If you’re looking for some sort of investment edge, short squeezes seem to have become all the rage this year. These business phenomena are a big part of why names like GameStop and Bed bath and beyond ran higher, if only temporarily, earlier this year. Today, some investors are looking for the same thing – or even trying to make it happen.
To that end, here’s a closer look at three stocks with unusually high short interest at the moment and all potentially subject to a sequence of artificially induced buying. As to whether you should try to take advantage of it is another question – and it might be best left to professional investors.
But first. What is a short squeeze?
What is a short press?
If you don’t know, a short squeeze is the quick unwinding of short positions in a particular security.

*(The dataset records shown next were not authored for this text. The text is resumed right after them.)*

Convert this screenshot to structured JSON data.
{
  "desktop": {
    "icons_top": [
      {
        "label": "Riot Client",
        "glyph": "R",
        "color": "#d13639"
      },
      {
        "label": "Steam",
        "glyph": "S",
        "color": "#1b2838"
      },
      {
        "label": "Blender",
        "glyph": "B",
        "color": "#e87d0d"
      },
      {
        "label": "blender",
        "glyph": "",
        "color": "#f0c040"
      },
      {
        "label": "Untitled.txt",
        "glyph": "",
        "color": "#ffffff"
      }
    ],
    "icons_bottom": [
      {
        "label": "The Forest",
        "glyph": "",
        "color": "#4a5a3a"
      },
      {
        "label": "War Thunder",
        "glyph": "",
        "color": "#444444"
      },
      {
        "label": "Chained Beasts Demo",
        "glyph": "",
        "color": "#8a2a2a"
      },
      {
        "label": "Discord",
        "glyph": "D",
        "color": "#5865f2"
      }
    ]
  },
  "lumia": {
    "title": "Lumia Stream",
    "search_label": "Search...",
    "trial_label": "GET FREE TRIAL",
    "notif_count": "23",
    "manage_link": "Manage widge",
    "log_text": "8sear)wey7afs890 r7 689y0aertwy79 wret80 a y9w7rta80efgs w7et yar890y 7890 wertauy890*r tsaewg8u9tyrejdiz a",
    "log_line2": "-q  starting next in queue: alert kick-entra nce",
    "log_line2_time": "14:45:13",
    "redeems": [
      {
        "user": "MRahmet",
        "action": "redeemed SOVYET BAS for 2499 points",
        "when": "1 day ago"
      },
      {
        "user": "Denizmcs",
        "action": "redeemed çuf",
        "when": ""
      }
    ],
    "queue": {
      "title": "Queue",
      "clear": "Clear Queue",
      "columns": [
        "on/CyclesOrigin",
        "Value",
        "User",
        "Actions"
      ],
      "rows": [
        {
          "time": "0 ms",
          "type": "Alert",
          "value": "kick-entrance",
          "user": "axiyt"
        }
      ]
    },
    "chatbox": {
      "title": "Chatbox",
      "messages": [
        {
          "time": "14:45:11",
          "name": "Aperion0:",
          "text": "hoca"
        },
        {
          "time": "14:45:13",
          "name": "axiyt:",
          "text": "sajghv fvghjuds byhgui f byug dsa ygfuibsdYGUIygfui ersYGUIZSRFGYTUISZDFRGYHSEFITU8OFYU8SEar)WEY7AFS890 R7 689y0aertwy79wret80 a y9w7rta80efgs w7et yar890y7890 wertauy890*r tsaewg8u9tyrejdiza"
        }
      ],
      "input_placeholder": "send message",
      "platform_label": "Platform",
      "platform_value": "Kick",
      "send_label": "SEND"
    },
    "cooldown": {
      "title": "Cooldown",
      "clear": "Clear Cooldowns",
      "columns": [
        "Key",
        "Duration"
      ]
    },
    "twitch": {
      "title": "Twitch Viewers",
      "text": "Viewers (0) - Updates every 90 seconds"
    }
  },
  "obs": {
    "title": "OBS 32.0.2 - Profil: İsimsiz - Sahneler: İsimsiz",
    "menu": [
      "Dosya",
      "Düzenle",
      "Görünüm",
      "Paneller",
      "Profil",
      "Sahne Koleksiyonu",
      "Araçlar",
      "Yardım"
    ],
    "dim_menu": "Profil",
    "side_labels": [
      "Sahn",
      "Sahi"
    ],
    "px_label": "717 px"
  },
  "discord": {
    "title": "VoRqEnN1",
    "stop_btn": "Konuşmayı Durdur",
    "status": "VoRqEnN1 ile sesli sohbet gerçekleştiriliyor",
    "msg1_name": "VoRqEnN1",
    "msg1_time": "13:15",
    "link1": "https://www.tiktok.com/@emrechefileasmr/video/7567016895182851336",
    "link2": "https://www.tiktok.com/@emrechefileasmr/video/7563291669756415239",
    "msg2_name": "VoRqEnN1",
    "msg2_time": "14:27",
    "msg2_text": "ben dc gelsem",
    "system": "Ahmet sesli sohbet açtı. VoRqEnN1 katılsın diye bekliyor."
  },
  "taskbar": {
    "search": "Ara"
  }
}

A short trade is the antithesis of a conventional stock market transaction designed to buy low and then sell high. On the contrary, short sellers sell a stock they don’t own in anticipation of being able to buy it for a lower price at some point in the future. Yes, it is absolutely legal.
It is also incredibly risky. The risk of simply buying and owning a stock can be significant, but at the very least, it is limited to the amount invested in a particular position. In the worst case, the stock loses all of its value. This contrasts with short selling. The risk of a short trade is effectively infinite as there is no cap on the price of a share. And the only way to close a short position is to buy it back to cover the stocks you’ve already sold. It’s just a question of price.
This is where the “squeeze” premise comes in. Think of it as a chain reaction. The higher a stock goes, the more nervous short sellers become. If enough of them get nervous at the same time, they all start buying the stock to cover their short position – a buy that only pushes that stock up, making other short sellers nervous enough to buy. these actions to hedge their short sale. trades, and so on.
A strangely excessive doubt
Almost all publicly traded stocks have some degree of short interest, i.e. free float stock held as short trades. But some tickers are much more heavily shorted than others. Some names with high short interest right now include Corsair game (NASDAQ: CRSR), Beyond meat (NASDAQ: BYND), and a video game content platform called Skillz (NYSE: SKLZ). For these stocks, 35%, 31% and 25%, respectively, of their floating stocks are currently short. For the point of view, Meta-platformsThe short ratio is 1% while that of GameStop has been reduced to 15%.
Doubt about these actions makes a lot of sense. Take the example of Corsair Gaming. Despite being one of the leading brands of video game accessories, last quarter revenue of $ 391 million was not only down 14% year-over-year. , but also below estimates. The company also warned investors that rising costs linked to the semiconductor shortage and supply chain crisis will remain an issue for the foreseeable future.
Beyond Meat’s shares have not only fallen out of favor with the bulls who had supported it so strongly over the past two years, but the big stock gains recorded last year made it a target this year. It is down more than 60% from the January peak, with short sellers apparently predicting the slowdown in demand we are seeing now. Sales of its products in the once-hot U.S. market fell nearly 14% year-on-year in the three-month period ended in early October.
As for Skillz, while the video game community appreciates the access it provides to esports events, that doesn’t change the fact that the company’s losses are growing faster than revenues are growing.
Put them on your radar
Of course, it’s entirely possible that the short sellers acted far too aggressively, paving the way for a sharp bullish reversal for each of these tickers. But that’s not a prediction that a short squeeze will drive all – or even some – of these stocks up.
Not only must the rhetoric surrounding these targets of short sellers take a decidedly bullish turn, the majority of interested investors must be prepared to act on this shift in rhetoric. This is not an easy task in light of the interest many short sellers have in keeping these stocks down. It also usually requires a strong news catalyst to initiate the unwinding of short positions that evolves into a full-blown short squeeze which is also difficult to pull together.
Still, the stocks of Corsair Gaming, Beyond Meat, and Skillz show particularly high short-term interest levels, suggesting the bears may have taken things too far. The market rarely endures such extremes for very long, leaving these names at least vulnerable to short squeeze. But again, keep in mind that this is a risky (not stupid) way to pick stocks, even by speculative standards. Most investors are probably best served by leaving this stuff to the pros.
This article represents the opinion of the author, who may disagree with the “official” recommendation position of a premium Motley Fool consulting service. We are heterogeneous! Questioning an investment thesis – even one of our own – helps us all to think critically about investing and make decisions that help us become smarter, happier, and richer.